Law360, London (March 16, 2020, 1:19 PM GMT) -- Europe’s financial markets watchdog told traders Monday that they must hand over additional information on their short-selling bets in a bid to prevent the price of shares tumbling further during the coronavirus outbreak.
The European Securities and Markets Authority said it will temporarily lower the threshold for reporting short positions so that it can monitor investors who are gambling on the price of stocks falling during the pandemic. This will allow the regulator to intervene if the shares slump to dangerously low levels.
Traders can borrow company shares to sell, with a view of buying them back later at a reduced price to profit from the difference. But the process, known as short-selling, can drive down share prices further if the number of short sellers outweigh buyers — which is more likely during a global virus scare.
“ESMA considers that lowering the reporting threshold is a precautionary action that, under the exceptional circumstances linked to the ongoing COVID-19 pandemic, is essential for authorities to monitor developments in markets,” the regulator said in a statement on Monday.
Traders must inform their national regulator if their short position reaches or exceeds 0.1% of the issued share capital of the company with immediate effect from Monday, ESMA said. The threshold was previously 0.2%.
The European Union authority said that the measure is appropriate and proportionate to address the outbreak’s threat to financial markets.
EU rules also enable national regulators to temporarily restrict short sales in case of a significant fall in the price of a financial instrument. Last week, the Italian financial regulator Consob and Spain’s Comisión Nacional del Mercado de Valores imposed a ban on short-selling.

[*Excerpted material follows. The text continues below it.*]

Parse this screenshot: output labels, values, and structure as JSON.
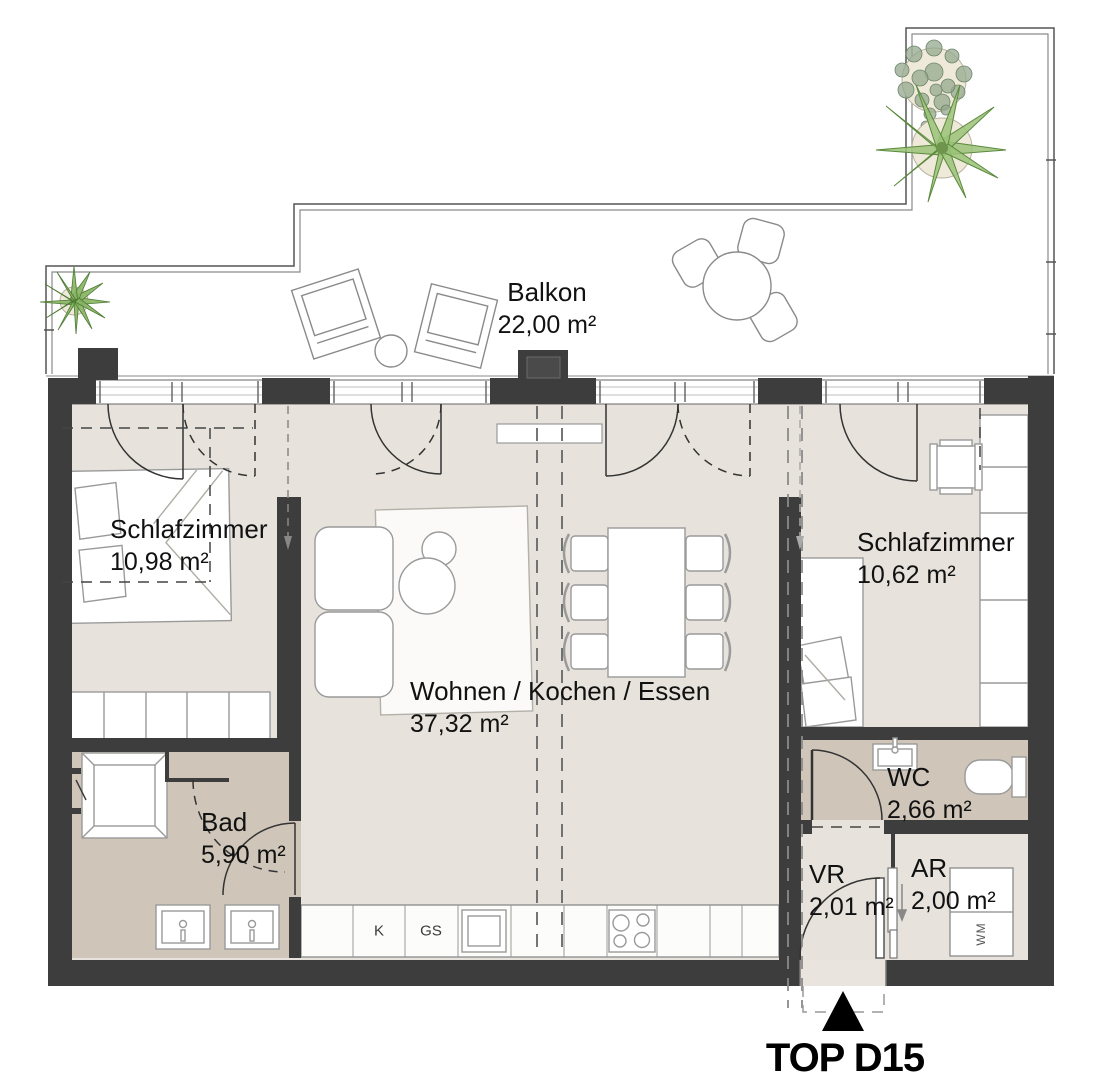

The Financial Conduct Authority temporarily banned the short-selling of more than 150 Spanish and Italian stocks listed on the London Stock Exchange on Friday in response to the regulators’ request.
The FCA's list of companies protected from short sellers included a number of major banks, including Banco Santander SA ,Banco Bilbao Vizcaya Argentaria SA and Italian bank UBI Banca.
The ban came in response to Italian stock prices plunging 17% on Thursday, a day after the Italian government extended a national lockdown on schools and public gatherings to include bars and restaurants. And Spanish share prices dropped 14% on the same day.